Um “smartphone” de topo e uma ligação ultra-rápida à Internet permitem-lhes estar em contacto e “ir” a sítios onde os adolescentes da minha geração nunca puderam ir.

Nem vale a pena começar agora a defender a tese de que “no meu tempo é que era bom”, pois isso não leva a lado nenhum e só mantém os olhos fechados para o que está a acontecer.

A “indústria do CO2”

A pressão política e o rápido crescimento da chamada “indústria do CO2″ passa a mensagem de que os automóveis com motores térmicos são maléficos e indesejáveis.

Mesmo se as contas da poluição, do “poço à roda”, não o provam. Mas isso já é uma guerra perdida.

A verdade é que os mais novos não olham para o automóvel convencional como um objeto de desejo, olham como um objeto a evitar.

Os construtores de automóveis, estão a perceber isso, com vários anos de atraso. A indústria automóvel sempre foi muito lenta a reagir à mudança, muito conservadora, por vezes mesmo retrógrada.

Muitas das mudanças que está a fazer agora, à pressa, já as devia ter feito há muito, mas estava ocupada com outras coisas, menos relevantes.

A mudança na Toyota

Vem isto a propósito da minha recente viagem ao Japão, para a reportagem do Salão de Tóquio 2019, que pode ver neste link:

Salão de Tóquio: reportagem das “loucuras” dos japoneses

Em paralelo ao evento, tive a oportunidade de participar numa conferência da Toyota, o maior construtor de automóveis do mundo, tecnicamente “ex-aequo” com a Volkswagen, nas vendas.

Nesse forum, foi discutida a anunciada mudança que a Toyota está a fazer, “queremos passar de uma companhia que vende automóveis, para uma companhia que vende soluções de mobilidade” foi a frase-chave.

Conhecedores das mudanças de hábitos dos consumidores mais novos, que preferem usar um meio de transporte público ou uma aplicação de smartphone, a ter o seu automóvel parado à porta de casa, os homens da Toyota traçaram um plano.

A fórmula antiga “faliu”

Não é o primeiro plano de mobilidade de que tomo conhecimento, mas será o que parece mais abrangente e o mais ambicioso, desde logo pela coragem de dizer que querem construir um novo modelo de negócio.

Fazer dez milhões de carros por ano, em fábricas que ocupam milhares de trabalhadores, para os colocar num stand (físico ou digital) à espera que apareçam os compradores, é uma fórmula à beira da falência, um negócio sem futuro, dizem.

Escrevi sobre isso aqui:

Concessionários à beira do abismo: quem os vai empurrar?…

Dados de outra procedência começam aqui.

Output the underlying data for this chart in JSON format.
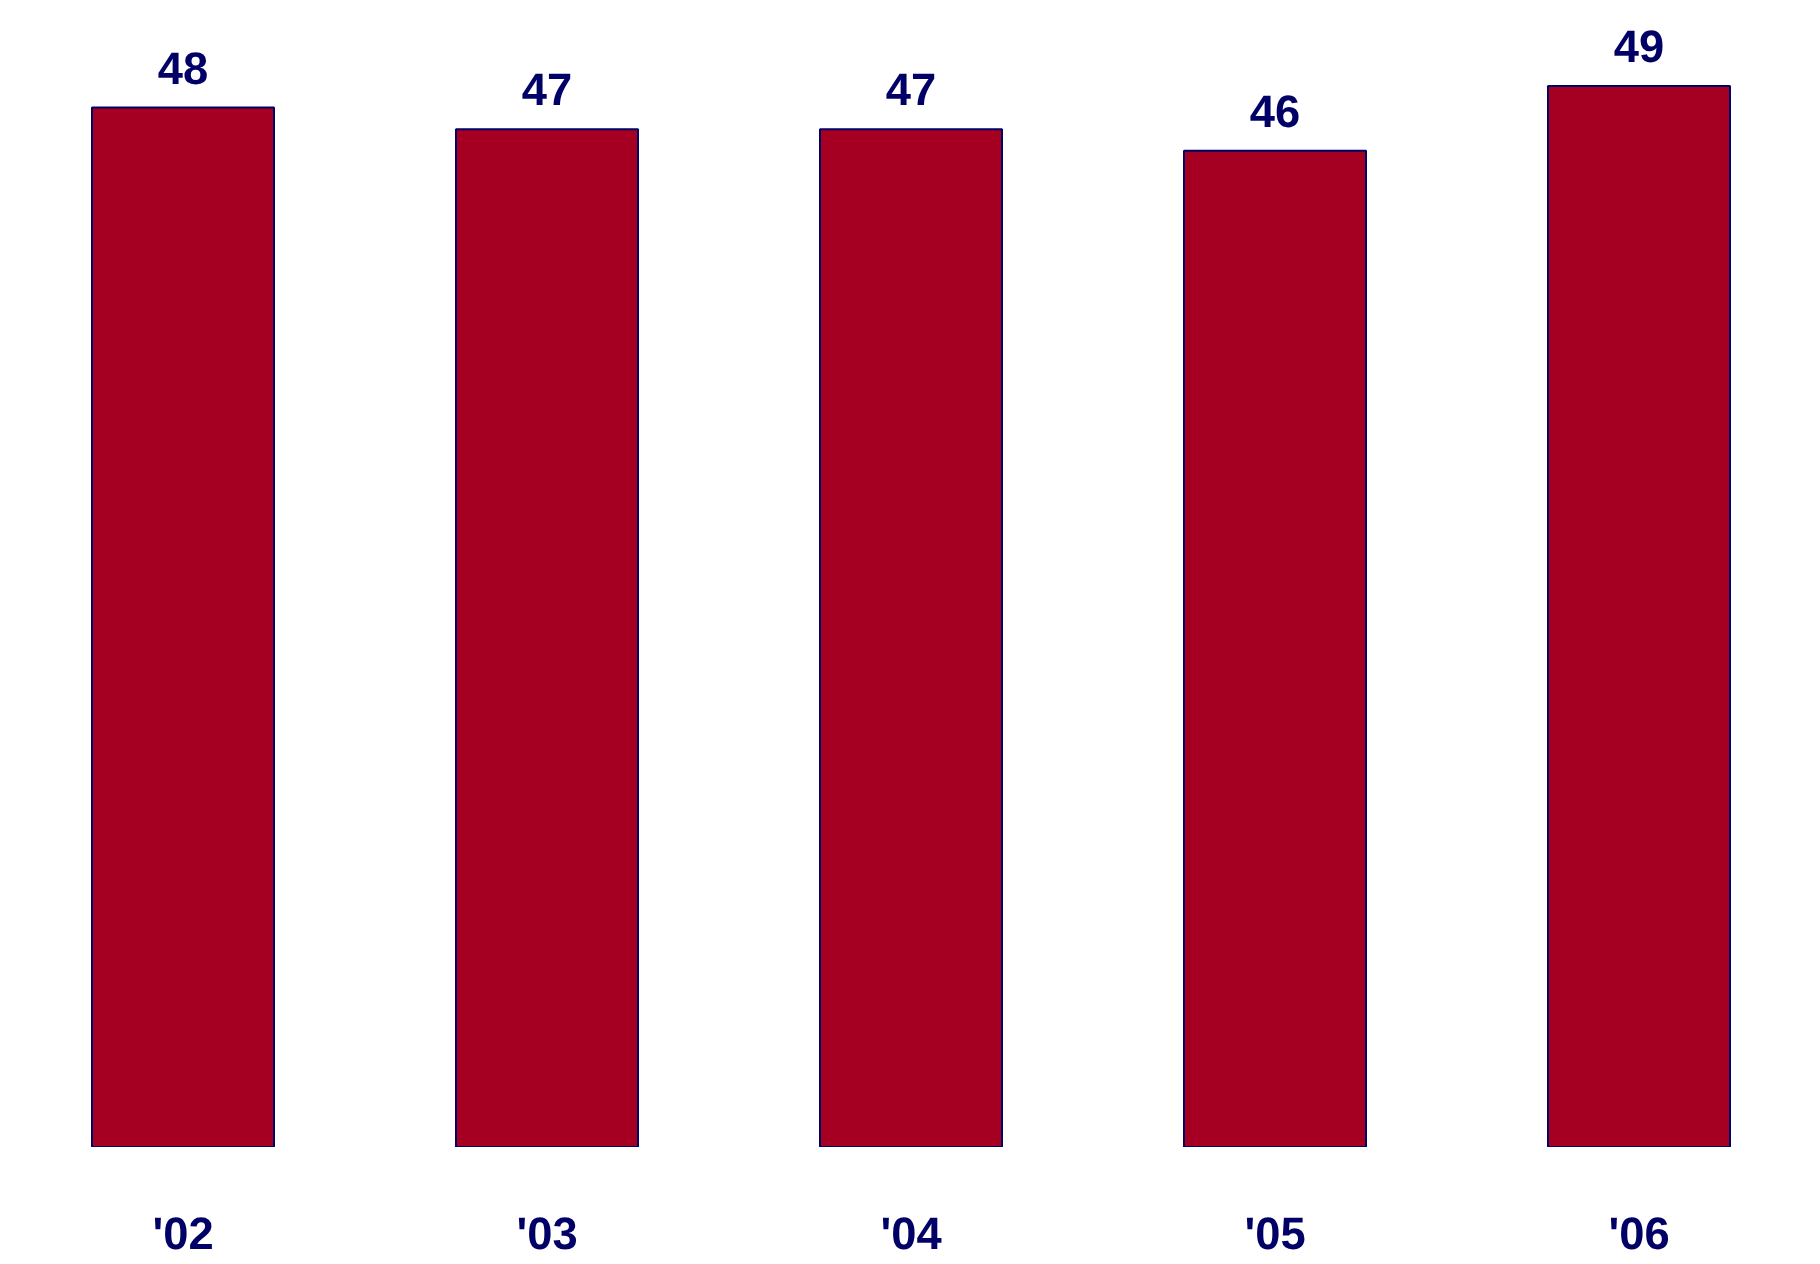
{
  "chart_data": {
    "type": "bar",
    "categories": [
      "'02",
      "'03",
      "'04",
      "'05",
      "'06"
    ],
    "values": [
      48,
      47,
      47,
      46,
      49
    ],
    "color": "#a50021",
    "data_labels": true,
    "grid": false
  }
}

Claro que ninguém sabe dizer exatamente quando chegará esse futuro. As flutuações das vendas mundiais de automóveis ainda estão mais ligadas ao desempenho da economia do que a qualquer outra coisa.

Mas o dia vai chegar e será sempre mais cedo do que o esperado.
E o plano passa, como não poderia deixar de ser, pelos carros elétricos.

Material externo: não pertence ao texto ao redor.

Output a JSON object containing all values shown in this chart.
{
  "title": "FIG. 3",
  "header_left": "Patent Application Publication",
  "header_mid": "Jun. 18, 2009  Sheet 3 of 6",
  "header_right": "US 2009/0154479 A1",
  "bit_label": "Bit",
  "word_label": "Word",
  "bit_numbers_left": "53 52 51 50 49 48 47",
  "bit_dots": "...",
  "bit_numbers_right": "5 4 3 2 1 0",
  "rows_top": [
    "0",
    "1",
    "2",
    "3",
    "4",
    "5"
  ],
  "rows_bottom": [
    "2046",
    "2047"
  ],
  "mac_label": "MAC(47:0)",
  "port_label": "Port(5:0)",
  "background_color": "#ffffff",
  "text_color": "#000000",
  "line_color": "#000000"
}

O futuro está nos elétricos

Por mais estudos que sejam difundidos a dizer que os elétricos não são obrigatoriamente menos emissores de CO2, considerando o processo de construção das baterias, a verdade é que o comboio da eletrificação já saiu da estação: quem não o apanhou a tempo, vai ter de saltar para dentro dele em andamento.

O novo plano de negócio da Toyota para carros elétricos começa pela observação da realidade atual: os elétricos só se vendem devido aos incentivos fiscais (e outros) que os Estados estão dispostos a dar. E são poucos os compradores, pois continuam a ser caros.

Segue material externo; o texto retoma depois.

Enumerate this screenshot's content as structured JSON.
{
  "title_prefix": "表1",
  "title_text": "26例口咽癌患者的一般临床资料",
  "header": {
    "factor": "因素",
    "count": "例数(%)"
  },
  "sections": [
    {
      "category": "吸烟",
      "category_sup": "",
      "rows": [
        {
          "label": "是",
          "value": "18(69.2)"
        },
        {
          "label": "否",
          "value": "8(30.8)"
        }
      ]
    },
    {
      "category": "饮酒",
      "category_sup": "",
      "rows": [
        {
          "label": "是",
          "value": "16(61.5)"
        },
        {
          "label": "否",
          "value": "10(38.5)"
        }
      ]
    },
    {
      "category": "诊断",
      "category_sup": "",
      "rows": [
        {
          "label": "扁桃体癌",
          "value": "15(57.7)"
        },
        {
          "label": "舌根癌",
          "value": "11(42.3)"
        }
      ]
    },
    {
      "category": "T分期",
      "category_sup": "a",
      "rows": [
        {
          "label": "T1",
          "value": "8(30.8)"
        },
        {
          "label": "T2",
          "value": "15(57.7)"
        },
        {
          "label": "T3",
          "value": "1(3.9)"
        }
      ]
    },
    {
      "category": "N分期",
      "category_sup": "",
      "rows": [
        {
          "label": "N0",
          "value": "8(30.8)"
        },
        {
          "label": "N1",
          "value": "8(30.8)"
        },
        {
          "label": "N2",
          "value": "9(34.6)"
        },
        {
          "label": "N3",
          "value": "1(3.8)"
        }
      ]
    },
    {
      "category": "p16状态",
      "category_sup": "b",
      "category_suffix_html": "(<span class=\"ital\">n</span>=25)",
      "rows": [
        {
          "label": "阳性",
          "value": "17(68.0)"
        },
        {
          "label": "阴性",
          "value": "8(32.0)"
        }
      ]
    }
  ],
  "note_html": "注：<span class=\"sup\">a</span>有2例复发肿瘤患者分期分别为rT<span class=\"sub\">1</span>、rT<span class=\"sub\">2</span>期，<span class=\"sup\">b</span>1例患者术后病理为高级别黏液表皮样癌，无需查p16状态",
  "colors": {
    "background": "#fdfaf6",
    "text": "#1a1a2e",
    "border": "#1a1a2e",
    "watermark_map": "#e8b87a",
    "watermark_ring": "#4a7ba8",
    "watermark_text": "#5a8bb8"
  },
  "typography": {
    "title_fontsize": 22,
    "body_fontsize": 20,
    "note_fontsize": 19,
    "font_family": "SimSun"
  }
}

Então como resolver o problema? Em primeiro lugar, a utilização do automóvel vai passar cada vez mais pelo chamado “car sharing” em que o utilizador só utiliza um carro quando dele precisa.

Estes esquemas já existem há alguns anos, alguns até já faliram. Mas foram montados sempre como operações de pequena dimensão e sendo somados ao parque que já existe nas cidades. Muitas vezes, vieram agravar os congestionamentos e, sobretudo, o estacionamento.

Mas é uma solução boa para manter os volumes de produção dos construtores, até porque a velocidade de degradação dos automóveis usados em “car sharing” é muito maior, encurtando o seu ciclo de vida útil.

Contudo, é preciso encontrar maneiras mais eficazes de colocar estes sistemas a funcionar, mas isso não chega, são precisas outras fórmulas.

Roteiro para a eletrificação

A Toyota tem um roteiro para a melhoria da eletrificação, que começa com o urgente desenvolvimento das baterias, depois por esquemas de venda e de leasing mais atrativos para o cliente, associando cada vez mais serviços relacionados, ou não.

Depois vem a parte mais difícil, que é a reutilização da bateria, quando já não serve para propulsionar um carro, mas pode servir para aplicações estáticas. Finalmente, desenvolver maneiras mais eficazes e económicas de fazer a sua reciclagem.

Como plano, até agora, não traz muito de novo. Mas há mais, há a preocupação com a mobilidade dos extremos demográficos: os jovens e os idosos, mas também as pessoas com dificuldades de locomoção.

Para os servir, a Toyota está a desenvolver um conjunto de veículos que se complementam.

Desde pequenos citadinos, que podem ser usados por quem ainda não tem carta, ou que já não tem, a uma série de veículos complementares à utilização dos transportas públicos.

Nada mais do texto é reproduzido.